NAME
stda - Simple Tools for Data Analysis (STDA)
DESCRIPTION
STDA includes some primary tools for data analysis. You can evaluate
sums, averages, integrals, histograms, and probability distribution
functions of 1d data, and eventually plot the results. The separate
programs are stand-alone tools (supporting the standard UNIX input and
output pipelines) to be used for data processing from the command line.

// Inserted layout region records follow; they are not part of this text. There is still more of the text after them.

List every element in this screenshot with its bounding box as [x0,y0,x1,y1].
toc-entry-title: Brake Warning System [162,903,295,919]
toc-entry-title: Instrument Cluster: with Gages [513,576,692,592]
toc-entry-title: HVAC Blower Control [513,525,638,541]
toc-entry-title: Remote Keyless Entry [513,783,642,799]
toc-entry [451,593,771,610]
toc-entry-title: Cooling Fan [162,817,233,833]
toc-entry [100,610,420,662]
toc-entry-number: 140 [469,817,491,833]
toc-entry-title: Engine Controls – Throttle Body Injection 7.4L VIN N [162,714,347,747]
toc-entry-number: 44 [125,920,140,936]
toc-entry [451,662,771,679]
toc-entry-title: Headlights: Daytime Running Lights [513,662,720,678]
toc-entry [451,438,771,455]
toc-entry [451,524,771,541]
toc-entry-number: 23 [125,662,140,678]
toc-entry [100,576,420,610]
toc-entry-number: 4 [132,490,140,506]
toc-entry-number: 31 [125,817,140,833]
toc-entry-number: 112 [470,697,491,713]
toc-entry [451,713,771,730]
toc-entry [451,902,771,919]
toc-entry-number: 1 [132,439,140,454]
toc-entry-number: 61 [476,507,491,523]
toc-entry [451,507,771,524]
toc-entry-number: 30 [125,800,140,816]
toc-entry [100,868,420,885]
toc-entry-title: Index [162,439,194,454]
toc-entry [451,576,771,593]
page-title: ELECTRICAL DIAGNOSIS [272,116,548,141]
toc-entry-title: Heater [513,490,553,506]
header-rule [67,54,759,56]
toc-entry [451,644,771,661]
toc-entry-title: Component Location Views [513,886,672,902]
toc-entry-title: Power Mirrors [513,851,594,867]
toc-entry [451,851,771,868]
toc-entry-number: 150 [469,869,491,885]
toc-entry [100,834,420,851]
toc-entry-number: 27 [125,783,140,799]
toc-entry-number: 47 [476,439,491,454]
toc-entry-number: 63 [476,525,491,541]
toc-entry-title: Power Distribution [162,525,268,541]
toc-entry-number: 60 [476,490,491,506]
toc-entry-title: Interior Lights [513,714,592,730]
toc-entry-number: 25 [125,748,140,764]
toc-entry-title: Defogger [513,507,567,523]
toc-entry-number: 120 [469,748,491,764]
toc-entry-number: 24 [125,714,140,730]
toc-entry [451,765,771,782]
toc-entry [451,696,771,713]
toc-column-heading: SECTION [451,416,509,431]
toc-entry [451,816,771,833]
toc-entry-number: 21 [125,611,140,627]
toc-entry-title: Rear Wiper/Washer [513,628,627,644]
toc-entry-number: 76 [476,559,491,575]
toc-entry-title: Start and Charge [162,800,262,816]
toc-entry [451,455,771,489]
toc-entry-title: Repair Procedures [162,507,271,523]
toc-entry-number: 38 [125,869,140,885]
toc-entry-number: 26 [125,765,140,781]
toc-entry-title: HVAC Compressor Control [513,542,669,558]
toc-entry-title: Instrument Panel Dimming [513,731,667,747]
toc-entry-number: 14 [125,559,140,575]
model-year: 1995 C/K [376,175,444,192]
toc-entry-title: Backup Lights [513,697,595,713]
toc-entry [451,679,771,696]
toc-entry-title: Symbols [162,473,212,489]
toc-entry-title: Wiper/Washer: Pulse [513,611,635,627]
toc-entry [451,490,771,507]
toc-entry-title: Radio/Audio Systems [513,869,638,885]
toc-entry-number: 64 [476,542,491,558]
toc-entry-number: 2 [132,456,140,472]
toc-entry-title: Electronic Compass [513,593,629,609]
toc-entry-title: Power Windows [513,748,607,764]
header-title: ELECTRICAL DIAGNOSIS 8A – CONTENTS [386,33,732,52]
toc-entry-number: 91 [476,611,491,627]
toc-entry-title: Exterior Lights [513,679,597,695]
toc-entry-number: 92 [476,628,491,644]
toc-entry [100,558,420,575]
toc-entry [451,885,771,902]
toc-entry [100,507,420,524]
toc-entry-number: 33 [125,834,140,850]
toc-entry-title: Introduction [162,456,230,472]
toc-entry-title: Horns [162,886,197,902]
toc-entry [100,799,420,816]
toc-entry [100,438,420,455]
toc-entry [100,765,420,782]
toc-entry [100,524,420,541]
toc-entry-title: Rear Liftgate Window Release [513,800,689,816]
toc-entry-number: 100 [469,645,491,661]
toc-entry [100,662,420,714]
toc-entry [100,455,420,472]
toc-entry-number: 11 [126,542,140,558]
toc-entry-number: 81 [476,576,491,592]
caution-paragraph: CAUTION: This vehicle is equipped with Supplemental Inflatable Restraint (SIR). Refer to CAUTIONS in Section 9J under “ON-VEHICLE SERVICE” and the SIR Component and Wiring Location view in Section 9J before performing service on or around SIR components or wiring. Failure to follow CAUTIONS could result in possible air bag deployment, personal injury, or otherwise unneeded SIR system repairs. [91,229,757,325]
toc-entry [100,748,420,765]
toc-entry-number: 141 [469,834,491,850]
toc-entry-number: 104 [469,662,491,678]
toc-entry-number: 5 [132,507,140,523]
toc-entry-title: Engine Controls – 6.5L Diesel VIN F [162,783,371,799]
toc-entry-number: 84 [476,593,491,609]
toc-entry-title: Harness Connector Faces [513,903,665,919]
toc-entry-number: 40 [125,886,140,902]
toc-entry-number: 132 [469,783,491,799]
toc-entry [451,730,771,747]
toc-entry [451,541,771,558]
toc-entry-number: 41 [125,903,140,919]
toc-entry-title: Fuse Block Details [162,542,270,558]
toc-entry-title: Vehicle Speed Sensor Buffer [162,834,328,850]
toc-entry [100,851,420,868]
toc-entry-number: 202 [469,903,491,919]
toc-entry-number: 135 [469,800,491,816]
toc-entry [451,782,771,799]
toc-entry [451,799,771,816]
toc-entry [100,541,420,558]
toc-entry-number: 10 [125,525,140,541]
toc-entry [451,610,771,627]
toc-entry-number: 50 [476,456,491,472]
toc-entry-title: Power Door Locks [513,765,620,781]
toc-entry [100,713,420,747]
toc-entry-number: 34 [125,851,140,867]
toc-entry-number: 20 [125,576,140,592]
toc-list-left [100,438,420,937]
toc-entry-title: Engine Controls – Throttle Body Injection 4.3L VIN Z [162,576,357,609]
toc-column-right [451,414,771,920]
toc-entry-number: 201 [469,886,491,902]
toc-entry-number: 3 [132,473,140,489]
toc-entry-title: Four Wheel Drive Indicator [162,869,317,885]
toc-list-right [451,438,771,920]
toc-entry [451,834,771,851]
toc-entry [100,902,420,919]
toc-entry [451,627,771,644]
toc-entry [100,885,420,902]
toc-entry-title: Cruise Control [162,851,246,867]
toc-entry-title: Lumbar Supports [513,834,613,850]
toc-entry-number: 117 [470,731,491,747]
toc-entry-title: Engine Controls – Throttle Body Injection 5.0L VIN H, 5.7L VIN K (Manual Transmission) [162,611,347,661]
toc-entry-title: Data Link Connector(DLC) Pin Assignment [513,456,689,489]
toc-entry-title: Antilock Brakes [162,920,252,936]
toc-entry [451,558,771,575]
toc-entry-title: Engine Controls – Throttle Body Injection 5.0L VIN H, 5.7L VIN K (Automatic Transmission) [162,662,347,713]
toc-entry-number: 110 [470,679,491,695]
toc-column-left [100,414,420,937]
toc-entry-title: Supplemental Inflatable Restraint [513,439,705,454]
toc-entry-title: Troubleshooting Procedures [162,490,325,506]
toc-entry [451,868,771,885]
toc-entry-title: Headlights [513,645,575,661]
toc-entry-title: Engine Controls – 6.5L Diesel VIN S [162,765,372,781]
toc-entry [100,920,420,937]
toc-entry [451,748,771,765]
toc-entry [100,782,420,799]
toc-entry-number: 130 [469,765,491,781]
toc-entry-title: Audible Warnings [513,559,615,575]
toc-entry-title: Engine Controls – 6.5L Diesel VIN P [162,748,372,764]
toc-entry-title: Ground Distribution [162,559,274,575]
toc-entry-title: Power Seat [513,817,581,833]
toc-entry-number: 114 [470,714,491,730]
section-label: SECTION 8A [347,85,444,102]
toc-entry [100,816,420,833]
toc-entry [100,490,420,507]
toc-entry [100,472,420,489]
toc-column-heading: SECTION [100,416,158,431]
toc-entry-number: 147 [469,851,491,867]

It should be noted that all but one of the scripts use awk and core
system utilities - for plotting you have to install Gnuplot
(http://gnuplot.info) since ’muplot’ is a wrapper around it. In
summary, the package provides utilities for straightforward analysis in
situations where a complex analytical approach is not necessary and
where an ultimate numerical precision with floating-point numbers is
not critical. Some general examples of application cases include
evaluating usage statistics from server logfiles, determining a
response time distribution from a series of queries to a (remote)
service, producing a plot from multiple data files, etc.
This software should be considered as an open project to be extended
with new command-line driven utilities helpful for performing common
data analysis tasks. Any contributions and suggestions are welcome.
EXAMPLES
- Evaluate the current apache2 logfile and make an unique list of the
hostnames (respectively ip-addresses) sorted by the total number of
their http requests:
maphimbu -rs2 /var/log/apache2/access.log
- On a X terminal plot the probability function and the cumulative
distribution function of a sin(x) data sample:
nnum -3.14159 3.14159 0.00001 %.6g |awk ’{ print $1, sin($1) }’ \
|maphimbu -d0.01 -x2 -ns1 |mintegrate -d0.01 -x1 -y3 -S |muplot lp -
1:3,4
COPYRIGHT
Copyright © 2009 Dimitar Ivanov <dimitar.ivanov@mirendom.net>
License: GNU GPL version 3 or later <http://gnu.org/licenses/gpl.html>
This is free software: you are free to change and redistribute it.
There is NO WARRANTY, to the extent permitted by law.